C’era stato un errore di calcolo inerente il peso che avrebbe avuto il ponte, dovuto in parte al fatto che quando il progetto originale era stato allungato, da 490 a 550 metri, le forze non erano state ricalcolate; di conseguenza, le travi portanti inferiori si erano piegate fino a cedere del tutto. Nel corso dei lavori, gli operai avevano già espresso le loro preoccupazioni per il fatto che le travi si stavano deformando, e qualcuno si era addirittura licenziato per non stare più lì. Tuttavia, gli ingegneri non li ascoltarono. Anche quando l’errore di calcolo del carico venne scoperto, il capo ingegnere decise di procedere comunque con la costruzione, ritenendo che la struttura avrebbe retto bene senza che fossero stati condotti dei test adeguati.
In seguito al crollo, il ponte venne riprogettato e la sezione trasversale delle travi che portavano il carico critico fu raddoppiata rispetto al primo tentativo. Il lavoro ebbe successo e il Ponte del Québec, terminato nel 1917, è in uso ancora oggi, a più di un secolo di distanza. La costruzione non fu però priva di ulteriori problemi: nel 1916, durante il tentativo di collocare al suo posto la sezione centrale (assemblata a riva), l’attrezzatura usata per sollevarla si ruppe e la struttura cadde nel fiume, causando la morte di tredici operai. Quella sezione centrale si trova tuttora sul letto del fiume, accanto al primo ponte crollato. Le costruzioni sono un lavoro pericoloso, dove il più piccolo sbaglio può costare delle vite.
Una foto di poco prima del crollo e una scattata in seguito.

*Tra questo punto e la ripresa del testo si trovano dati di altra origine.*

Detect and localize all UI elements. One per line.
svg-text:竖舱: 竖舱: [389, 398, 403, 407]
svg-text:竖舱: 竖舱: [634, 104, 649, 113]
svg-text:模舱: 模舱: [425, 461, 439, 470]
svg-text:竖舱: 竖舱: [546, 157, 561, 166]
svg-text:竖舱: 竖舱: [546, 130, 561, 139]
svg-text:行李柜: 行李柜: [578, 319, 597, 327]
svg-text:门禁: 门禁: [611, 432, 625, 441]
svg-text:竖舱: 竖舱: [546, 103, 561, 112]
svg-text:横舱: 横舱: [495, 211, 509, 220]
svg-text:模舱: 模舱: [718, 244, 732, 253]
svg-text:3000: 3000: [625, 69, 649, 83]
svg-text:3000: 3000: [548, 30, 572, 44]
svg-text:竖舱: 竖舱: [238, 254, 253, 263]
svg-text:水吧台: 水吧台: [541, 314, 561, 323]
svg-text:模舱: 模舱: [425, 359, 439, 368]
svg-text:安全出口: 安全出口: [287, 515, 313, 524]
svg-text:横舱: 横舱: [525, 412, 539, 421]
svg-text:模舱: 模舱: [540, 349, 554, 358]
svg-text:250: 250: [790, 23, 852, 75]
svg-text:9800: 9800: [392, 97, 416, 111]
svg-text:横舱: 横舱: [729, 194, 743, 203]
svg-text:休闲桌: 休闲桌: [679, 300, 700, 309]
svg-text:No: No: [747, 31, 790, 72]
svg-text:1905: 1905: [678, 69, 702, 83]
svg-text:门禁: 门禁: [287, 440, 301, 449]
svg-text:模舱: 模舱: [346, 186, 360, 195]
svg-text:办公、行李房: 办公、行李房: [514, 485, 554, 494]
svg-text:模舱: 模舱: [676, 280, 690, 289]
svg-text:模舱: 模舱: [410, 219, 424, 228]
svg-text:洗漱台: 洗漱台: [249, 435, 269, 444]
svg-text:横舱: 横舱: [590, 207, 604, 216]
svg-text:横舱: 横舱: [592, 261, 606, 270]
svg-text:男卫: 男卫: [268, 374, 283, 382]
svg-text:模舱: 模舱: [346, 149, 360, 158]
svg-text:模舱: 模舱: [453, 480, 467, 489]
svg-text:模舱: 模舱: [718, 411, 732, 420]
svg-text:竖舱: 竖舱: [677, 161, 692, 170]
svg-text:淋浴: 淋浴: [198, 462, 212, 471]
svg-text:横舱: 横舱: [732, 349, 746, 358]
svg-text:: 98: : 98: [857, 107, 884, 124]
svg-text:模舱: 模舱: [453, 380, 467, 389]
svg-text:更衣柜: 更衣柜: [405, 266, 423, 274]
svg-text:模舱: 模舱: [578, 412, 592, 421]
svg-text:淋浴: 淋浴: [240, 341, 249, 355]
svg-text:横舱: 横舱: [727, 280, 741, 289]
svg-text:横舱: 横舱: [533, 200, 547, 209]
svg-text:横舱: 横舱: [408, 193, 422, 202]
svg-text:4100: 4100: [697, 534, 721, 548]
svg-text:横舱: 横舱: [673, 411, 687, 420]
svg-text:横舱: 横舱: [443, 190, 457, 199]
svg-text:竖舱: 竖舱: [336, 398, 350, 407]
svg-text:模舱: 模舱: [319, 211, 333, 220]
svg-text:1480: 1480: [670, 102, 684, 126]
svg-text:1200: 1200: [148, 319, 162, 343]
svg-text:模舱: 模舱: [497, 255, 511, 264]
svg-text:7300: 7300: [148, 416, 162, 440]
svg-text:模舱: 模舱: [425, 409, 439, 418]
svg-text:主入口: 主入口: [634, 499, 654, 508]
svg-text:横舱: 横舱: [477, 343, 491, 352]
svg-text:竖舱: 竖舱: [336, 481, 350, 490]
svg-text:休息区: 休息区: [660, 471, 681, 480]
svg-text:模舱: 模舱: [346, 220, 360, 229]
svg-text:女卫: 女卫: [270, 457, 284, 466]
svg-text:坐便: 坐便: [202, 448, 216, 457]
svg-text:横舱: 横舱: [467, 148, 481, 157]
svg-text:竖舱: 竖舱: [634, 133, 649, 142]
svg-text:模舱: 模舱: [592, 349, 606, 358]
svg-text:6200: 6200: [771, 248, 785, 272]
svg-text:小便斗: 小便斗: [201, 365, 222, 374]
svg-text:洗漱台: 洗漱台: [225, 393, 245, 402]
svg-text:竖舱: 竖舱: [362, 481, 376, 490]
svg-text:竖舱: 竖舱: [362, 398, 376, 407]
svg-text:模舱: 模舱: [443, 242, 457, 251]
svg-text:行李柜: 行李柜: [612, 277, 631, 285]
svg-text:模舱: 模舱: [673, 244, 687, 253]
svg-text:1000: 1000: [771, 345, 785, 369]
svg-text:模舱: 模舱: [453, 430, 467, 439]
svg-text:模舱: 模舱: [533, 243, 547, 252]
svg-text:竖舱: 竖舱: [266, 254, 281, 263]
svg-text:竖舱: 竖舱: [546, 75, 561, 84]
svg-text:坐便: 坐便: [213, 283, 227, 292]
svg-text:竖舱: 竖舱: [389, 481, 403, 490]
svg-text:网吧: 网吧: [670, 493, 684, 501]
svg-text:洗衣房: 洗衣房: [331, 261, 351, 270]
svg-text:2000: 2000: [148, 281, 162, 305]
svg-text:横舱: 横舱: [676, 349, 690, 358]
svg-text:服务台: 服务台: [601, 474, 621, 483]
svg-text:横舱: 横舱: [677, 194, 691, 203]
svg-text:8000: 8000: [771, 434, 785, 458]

Fare l’ingegnere, o lavorare su qualcosa in cui la matematica ha conseguenze importanti, è un mestiere terrificante. A causa del disastro del Ponte del Québec, a partire dal 1925 gli studenti che si laureano in ingegneria in Canada possono partecipare alla «Cerimonia della vocazione dell’ingegnere», dove ricevono un anello di acciaio come promemoria dell’umiltà e della fallibilità degli ingegneri. È una tragedia quando un matematico commette uno sbaglio che provoca un disastro, ma ciò non significa che possiamo fare a meno della matematica. Abbiamo bisogno di ingegneri che continuino a progettare ponti, nonostante la pressione che questo lavoro comporta.
Il mondo moderno dipende dalla matematica, e quando le cose vanno storte dovremmo considerarlo come monito sulla necessità di tenere un occhio sul formaggio fondente; al contempo, però, questo dovrebbe anche ricordarci di tutta la matematica che continua a funzionare a meraviglia intorno a noi.